Matteo Secco
Matteo Secco

Reputation: 633

Hide the console of an .exe file created with PyInstaller

I want to make my program executable. I used TkInter to write the GUI, and I read somewhere that you have to save your file as .pyw to hide the console when the program is executed. The problem is that after making it an executable with PyInstaller, the console shows up again, even though the file converted was .pyw. How can I hide the console also in the .exe file?

Upvotes: 17

Views: 49281

Answers (5)

Thrust
Thrust

Reputation: 92

You can just save the file with .pyw extension and you can just use pyinstaller --onefile Filename.pyw
I think you renamed it. You save it as .pyw don't rename it. The screenshot are below: enter image description here

enter image description here

enter image description here

Output:

enter image description here

But it takes a while to open.
Thank you

Upvotes: 4

Danish366
Danish366

Reputation: 121

Rather than saving/renaming/changing the extension to .pyw, you can just add --noconsole to the command line and use the standard .py file with it and this would hide that console window.

Example:

We have a file named GUI_name.py in our folder that uses Tkinter. Now we could easily create .exe file that doesn't show the console window by typing pyinstaller --onefile --noconsole GUI_name.py in cmd.

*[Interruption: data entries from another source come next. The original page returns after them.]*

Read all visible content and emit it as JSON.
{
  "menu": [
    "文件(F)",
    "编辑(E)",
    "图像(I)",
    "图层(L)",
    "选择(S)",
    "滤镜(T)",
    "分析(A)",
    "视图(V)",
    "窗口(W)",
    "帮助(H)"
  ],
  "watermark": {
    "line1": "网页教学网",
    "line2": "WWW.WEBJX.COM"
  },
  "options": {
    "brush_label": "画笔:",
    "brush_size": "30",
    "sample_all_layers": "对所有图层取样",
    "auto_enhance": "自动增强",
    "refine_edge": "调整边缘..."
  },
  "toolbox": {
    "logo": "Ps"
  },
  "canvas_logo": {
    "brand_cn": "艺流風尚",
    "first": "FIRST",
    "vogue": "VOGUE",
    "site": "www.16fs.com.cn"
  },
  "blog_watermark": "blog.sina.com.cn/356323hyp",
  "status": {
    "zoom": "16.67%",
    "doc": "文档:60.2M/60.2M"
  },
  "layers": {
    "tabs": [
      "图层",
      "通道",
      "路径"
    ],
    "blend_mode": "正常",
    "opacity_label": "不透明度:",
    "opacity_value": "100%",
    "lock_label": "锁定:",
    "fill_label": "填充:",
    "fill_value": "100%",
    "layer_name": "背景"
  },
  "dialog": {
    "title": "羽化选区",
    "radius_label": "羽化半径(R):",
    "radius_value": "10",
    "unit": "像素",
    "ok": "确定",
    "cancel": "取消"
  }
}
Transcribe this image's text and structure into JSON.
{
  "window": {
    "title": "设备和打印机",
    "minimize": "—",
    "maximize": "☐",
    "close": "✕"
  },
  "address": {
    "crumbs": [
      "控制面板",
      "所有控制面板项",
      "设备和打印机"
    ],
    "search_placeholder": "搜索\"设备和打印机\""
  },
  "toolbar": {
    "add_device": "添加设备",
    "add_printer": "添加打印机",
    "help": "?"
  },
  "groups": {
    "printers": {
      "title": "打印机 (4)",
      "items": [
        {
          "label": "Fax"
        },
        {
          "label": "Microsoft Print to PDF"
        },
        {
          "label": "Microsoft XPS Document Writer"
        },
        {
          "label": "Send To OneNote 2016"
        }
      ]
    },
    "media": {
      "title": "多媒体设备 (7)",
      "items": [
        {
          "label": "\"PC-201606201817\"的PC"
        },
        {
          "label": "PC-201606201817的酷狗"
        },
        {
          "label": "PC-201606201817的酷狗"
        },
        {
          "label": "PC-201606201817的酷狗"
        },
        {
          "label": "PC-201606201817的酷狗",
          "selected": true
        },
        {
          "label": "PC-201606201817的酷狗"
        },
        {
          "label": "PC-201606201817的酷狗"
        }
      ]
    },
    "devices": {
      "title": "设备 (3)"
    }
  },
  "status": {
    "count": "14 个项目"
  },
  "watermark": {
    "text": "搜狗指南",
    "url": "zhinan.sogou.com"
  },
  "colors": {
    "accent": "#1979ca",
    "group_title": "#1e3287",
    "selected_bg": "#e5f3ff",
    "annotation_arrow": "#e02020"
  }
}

enter image description here

Upvotes: 4

Bugs Bunny
Bugs Bunny

Reputation: 11

From The PyInstaller Documentation:

Using a Console Window

By default the bootloader creates a command-line console (a terminal window in GNU/Linux and Mac OS, a command window in Windows). It gives this window to the Python interpreter for its standard input and output. Your script’s use of print and input() are directed here. Error messages from Python and default logging output also appear in the console window.

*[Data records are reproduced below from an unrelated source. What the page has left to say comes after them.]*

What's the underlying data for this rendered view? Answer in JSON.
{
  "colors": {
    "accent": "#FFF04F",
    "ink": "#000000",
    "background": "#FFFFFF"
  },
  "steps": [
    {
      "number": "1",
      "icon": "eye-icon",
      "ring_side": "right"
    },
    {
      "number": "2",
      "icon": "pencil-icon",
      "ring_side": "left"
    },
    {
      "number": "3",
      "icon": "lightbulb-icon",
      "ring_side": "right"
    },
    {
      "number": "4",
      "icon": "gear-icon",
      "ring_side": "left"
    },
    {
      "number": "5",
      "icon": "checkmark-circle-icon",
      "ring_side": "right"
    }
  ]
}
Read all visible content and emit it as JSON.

An option for Windows and Mac OS is to tell PyInstaller to not provide a console window. The bootloader starts Python with no target for standard output or input. Do this when your script has a graphical interface for user input and can properly report its own diagnostics.

As noted in the CPython tutorial Appendix, for Windows a file extention of .pyw suppresses the console window that normally appears. Likewise, a console window will not be provided when using a myscript.pyw script with PyInstaller.

Upvotes: 1

Maurice Meyer
Maurice Meyer

Reputation: 18106

Did you try --windowed command line flag ?

Upvotes: 57

liamhawkins
liamhawkins

Reputation: 1371

What are you using to make the executable?

If you use py2exe and you use:

setup(windows=[pythonscriptnamehere])

in the setup script instead of:

setup(console=[pythonscriptnamehere])

it will run the executable without launching a terminal in the background.